Try These Cool Water Tactics for Redfish

By: Terry Tomalin

ADD TO FAVORITES

Like most fishing guides, Tim Whitfield gets his share of questions at the boat ramp. Folks want to know what's biting and where. And like most charter boat captains, Whitfield won't share his secret spots, but he will tell anglers where to find their own.

Many of his customers are freshwater fishermen, used to catching largemouth and smallmouth bass. Red drum, spotted sea trout and snook -- the big three on the local flats fishing scene -- have a lot in common with the bass.

All are aggressive species. Many of the artificial lures anglers use in freshwater, especially top-water plugs, will also work in saltwater. With water temperatures cooling, Gulf Coast guides like Whitfield target redfish in shallow water. November and December are prime months for big reds, especially for purists who prefer artificial lures.

The red drum is a particularly hardy species. Found from Massachusetts to Key West and throughout the Gulf of Mexico, redfish can measure more than 40 inches and weigh more than 40 pounds in local waters. Fish on Florida's east coast tend to be a little bigger than their west coast counterparts.

Young redfish live in sea-grass meadows and over muddy and sand bottoms in inshore estuaries such as Tampa Bay. Slot limit reds (18 to 27 inches) are considered juveniles and not yet sexually mature. Adult redfish are usually found in the open waters of the Gulf of Mexico and Atlantic Ocean.

Redfish travel in large schools often containing 100 fish or more. When the wind is light and the sea is calm, these giant herds are easy to spot. The trick is to learn how to read the water. It could be something as simple as keeping an eye out for jumping mullet, because where you find mullet, redfish won't be far behind. The carnivorous drum travel with the herbivorous mullet, because the latter "spook" critters such as shrimp out of the sea grass.

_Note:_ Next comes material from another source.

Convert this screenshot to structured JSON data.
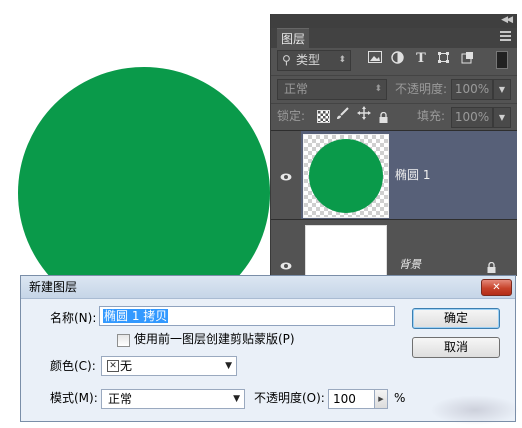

Redfish eat just about anything but prefer crustaceans, pinfish and small "finger" mullet. This fish will hit top-water baits (repeatedly, and often without success for the angler), but its favorite method of feeding is head down, nose in the grass as it roots around for crabs and other critters. Veteran guides such as Whitfield know they can always get a redfish to eat by tossing out a chunk of cut ladyfish, but some anglers are more interested in sport than fillets.

But if you're looking for dinner, remember that trick. You won’t be disappointed.